– Нет, я просто счастлив, что напросился к вам на репетицию, – прикладывая от избытка чувств руки к груди, говорил ему градоначальник. – В жизни не простил бы себе – пропустить такое чудо. Право слово, едва не плакал от восторга! И уж как жалею, что вечером не смогу быть!
– Благодарю за добрые слова! Но, уважаемый Александр Сергеевич, мне бы больше хотелось выслушать ваши замечания, нежели комплименты. Вы же знаете, как труппа и я лично ценим ваше мнение…
– Помилуйте, какие замечания. Все, просто все было замечательно! Разве что…
Сказанного дальше я уже не услышала, потому что прошла мимо ложи и вышла из зала в фойе.
Петруши за буфетом не было, видимо, отлучился куда-то. Но, не поблагодарив его, уходить мне не хотелось. Поэтому поставив стаканы на стойку, я стала прогуливаться по фойе. Тут сверху, с лестницы ведущей в бельэтаж[10] и на балконы, раздался жуткий топот и вниз буквально кубарем скатился мальчишка в гимназической форме. Завидев меня, он тут же принял серьезный вид и далее прошествовал уже вполне солидно и с серьезным выражением, мало соответствующим его раскрасневшемуся от беготни по лестницам лицу и взъерошенным волосам.

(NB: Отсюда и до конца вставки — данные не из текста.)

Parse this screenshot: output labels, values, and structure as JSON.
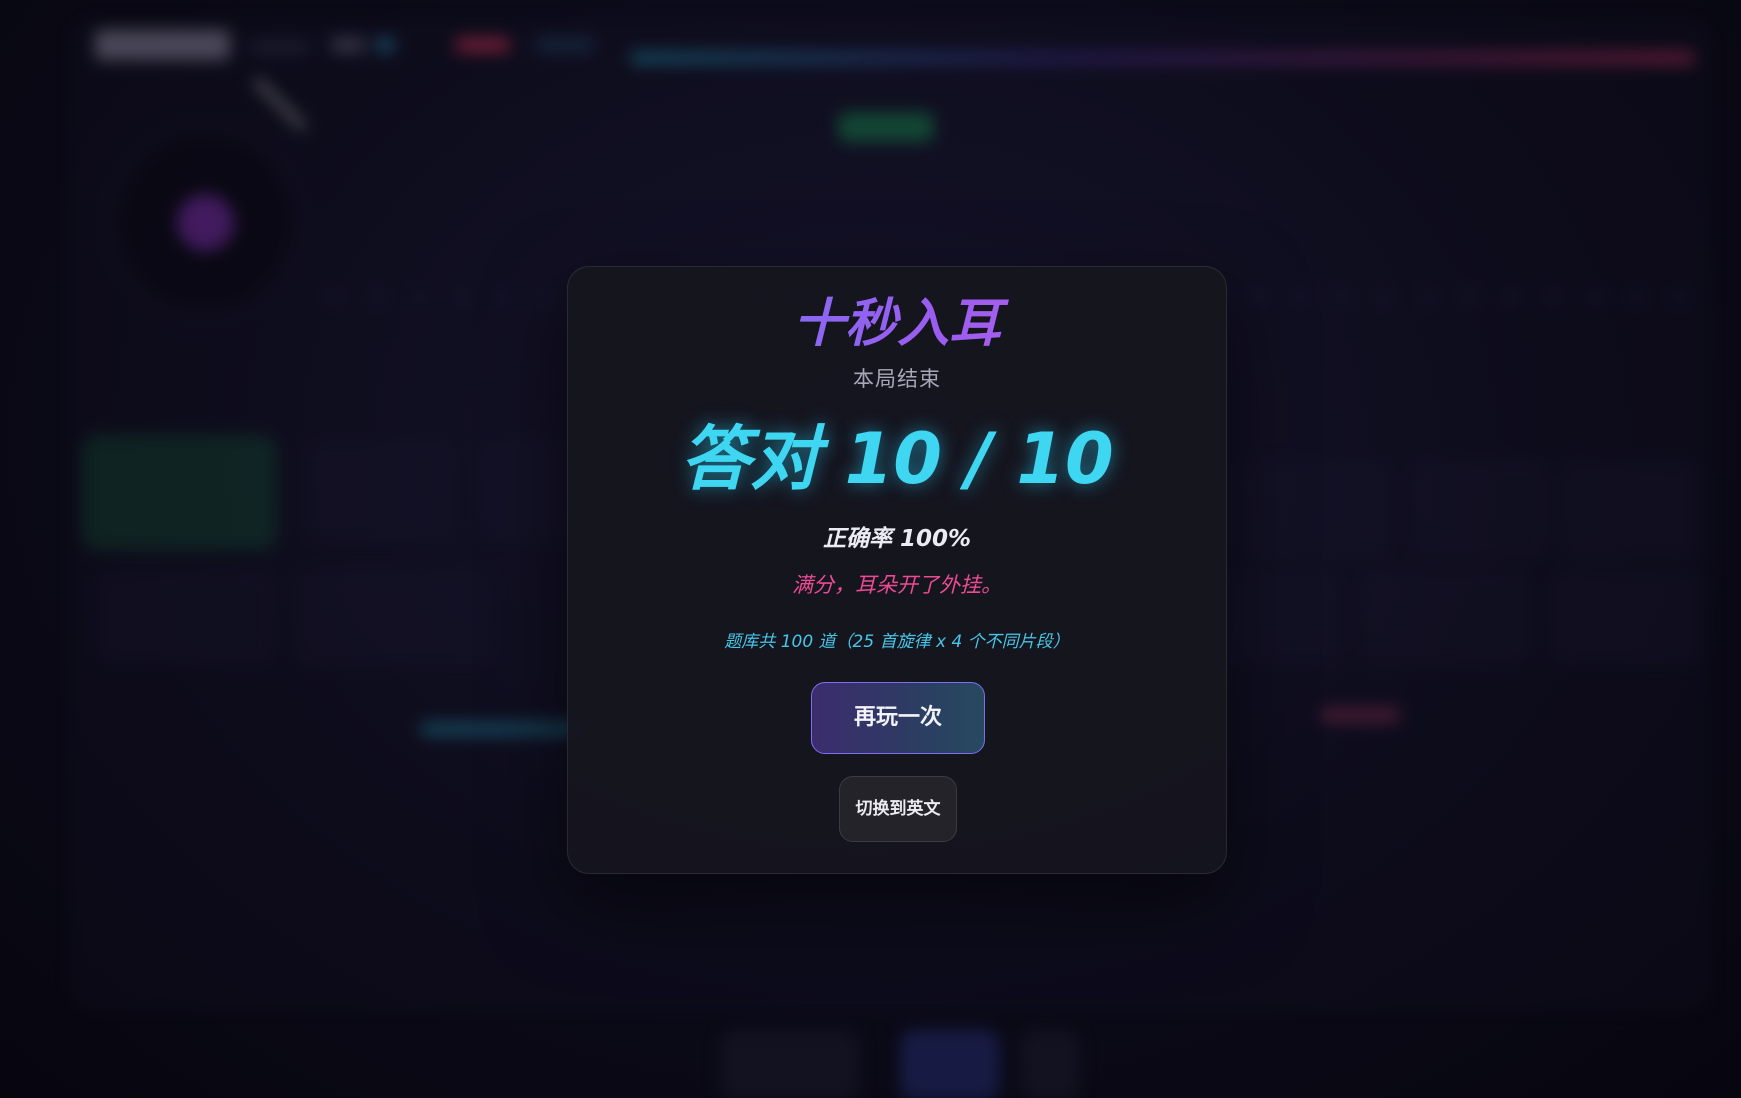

Я фыркнула, но мальчишка не смутился. Напротив, он изменил направление своего движения, подошел ко мне и, поклонившись, можно сказать, галантно, произнес по-французски:
– Bonjour, mademoiselle, – и, осмотрев меня с ног до головы, добавил опять-таки по-французски: – Un peu désordre sur la tête – c’est tres bien pour les jeunes filles[11].
Я уж было открыла рот, чтобы высказаться в ответ – само собой по-французски – в том смысле, что лучше бы он сам причесался, и еще добавить пару слов по поводу его французского языка и ужасного произношения, но в голове у меня мелькнула мысль, что лучше будет притвориться непонимающей. Вдруг мальчишка в другой раз скажет что-либо более значительное или, того вероятнее, более глупое, в расчете, что его не понимают. Вот тогда мы и отыграемся.

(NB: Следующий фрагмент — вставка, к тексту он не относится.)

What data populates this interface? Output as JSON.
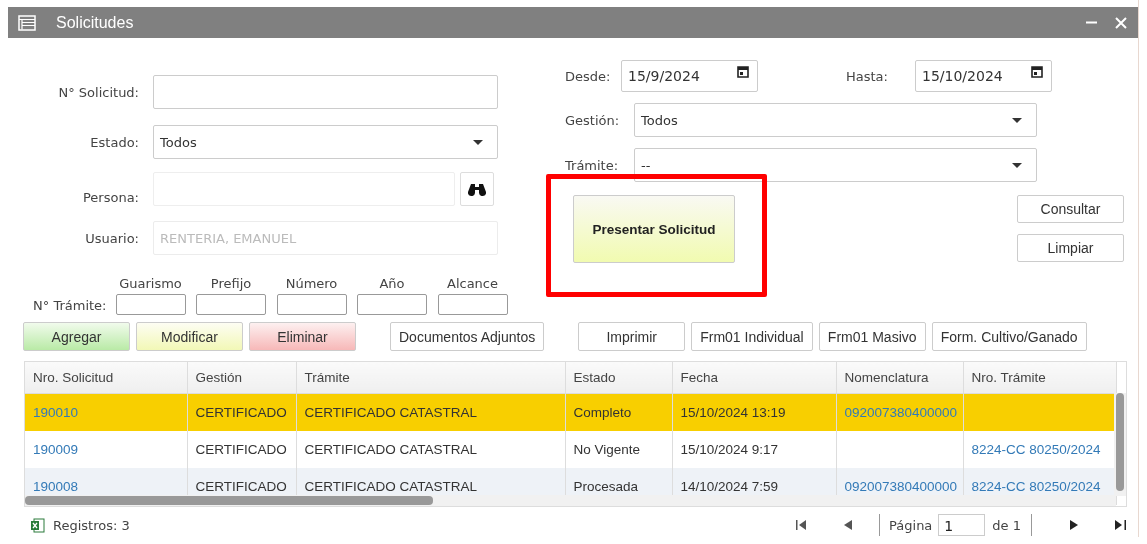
{
  "window": {
    "title": "Solicitudes"
  },
  "form": {
    "solicitud": {
      "label": "N° Solicitud:"
    },
    "estado": {
      "label": "Estado:",
      "value": "Todos"
    },
    "persona": {
      "label": "Persona:"
    },
    "usuario": {
      "label": "Usuario:",
      "value": "RENTERIA, EMANUEL",
      "disabled": true
    },
    "tramite": {
      "label": "N° Trámite:",
      "parts": [
        "Guarismo",
        "Prefijo",
        "Número",
        "Año",
        "Alcance"
      ]
    },
    "desde": {
      "label": "Desde:",
      "value": "15/9/2024"
    },
    "hasta": {
      "label": "Hasta:",
      "value": "15/10/2024"
    },
    "gestion": {
      "label": "Gestión:",
      "value": "Todos"
    },
    "tramite_select": {
      "label": "Trámite:",
      "value": "--"
    }
  },
  "actions": {
    "presentar": "Presentar Solicitud",
    "consultar": "Consultar",
    "limpiar": "Limpiar"
  },
  "highlight": {
    "kind": "frame"
  },
  "toolbar": [
    [
      {
        "label": "Agregar",
        "kind": "add"
      },
      {
        "label": "Modificar",
        "kind": "edit"
      },
      {
        "label": "Eliminar",
        "kind": "delete"
      }
    ],
    [
      {
        "label": "Documentos Adjuntos",
        "kind": "default"
      }
    ],
    [
      {
        "label": "Imprimir",
        "kind": "default"
      },
      {
        "label": "Frm01 Individual",
        "kind": "default"
      },
      {
        "label": "Frm01 Masivo",
        "kind": "default"
      },
      {
        "label": "Form. Cultivo/Ganado",
        "kind": "default"
      }
    ]
  ],
  "table": {
    "columns": [
      {
        "label": "Nro. Solicitud",
        "link": true
      },
      {
        "label": "Gestión",
        "link": false
      },
      {
        "label": "Trámite",
        "link": false
      },
      {
        "label": "Estado",
        "link": false
      },
      {
        "label": "Fecha",
        "link": false
      },
      {
        "label": "Nomenclatura",
        "link": true
      },
      {
        "label": "Nro. Trámite",
        "link": true
      }
    ],
    "rows": [
      {
        "selected": true,
        "cells": [
          "190010",
          "CERTIFICADO",
          "CERTIFICADO CATASTRAL",
          "Completo",
          "15/10/2024 13:19",
          "092007380400000",
          null
        ]
      },
      {
        "selected": false,
        "cells": [
          "190009",
          "CERTIFICADO",
          "CERTIFICADO CATASTRAL",
          "No Vigente",
          "15/10/2024 9:17",
          null,
          "8224-CC 80250/2024"
        ]
      },
      {
        "selected": false,
        "cells": [
          "190008",
          "CERTIFICADO",
          "CERTIFICADO CATASTRAL",
          "Procesada",
          "14/10/2024 7:59",
          "092007380400000",
          "8224-CC 80250/2024"
        ]
      }
    ]
  },
  "footer": {
    "records": "Registros: 3",
    "pager": {
      "page_label": "Página",
      "page": "1",
      "total": "de 1"
    }
  }
}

– Чаво? – спросила я, сильно переиграв в изображении простушки.
Гимназист вздохнул, видимо, сочтя меня полнейшей дурой, но нашел нужным ответить:
– Я поприветствовал вас, сударыня, и поинтересовался – не являетесь ли вы актрисой, – без тени смущения соврал лохматый бегун по лестницам.
– Ой, что вы? – сделала я смущенный вид. – Я, конечно, служу при театре, но в куда более скромной должности.
На лице моего визави отразилось очевидное любопытство. Скорее даже искренний интерес. Но, похоже, он был горазд только шутки шутить, а о серьезном сказать сразу засмущался. Смелости он набрался через такую длинную паузу, что мне уже начало становиться скучно:
– Не сочтите мою просьбу нескромной: не могли бы вы мне показать театр, – наконец выпалил он и даже покраснел.
В самой этой просьбе не было ничего удивительного, но я как-то успела настроиться на несерьезность необычного посетителя и оттого даже чуть растерялась. Поэтому и сказала не совсем то, что собиралась сказать:
– А это не вас ли вашему папеньке пришлось у гимназии дожидаться?
– Какому папеньке?
– Вашему папеньке. Господину градоначальнику.
– Э-э-э… А с чего вы взяли, что я сын градоначальника?
– Так в гардеробной всего две шинели висят: одна – взрослого человека, другая – гимназическая. А иных гостей, кроме градоначальника, у нас сейчас в театре нет. И гимназистов иных, помимо вас, тоже нет. Так чью бы шинель могли рядом с его повесить? Наверное, сына. То есть вашу.
Мальчик кивнул, мол, понятно.
– Ну, а почему вы решили, что он меня у гимназии ждал?
– Помимо шинели, там еще и ранец висит. Вряд ли вы его в театр потащили бы из дому или еще откуда. Только из гимназии. Посыльный же от вашего папеньки сказал, что они будут не позже чем через двадцать минут, а прибыли почти через час.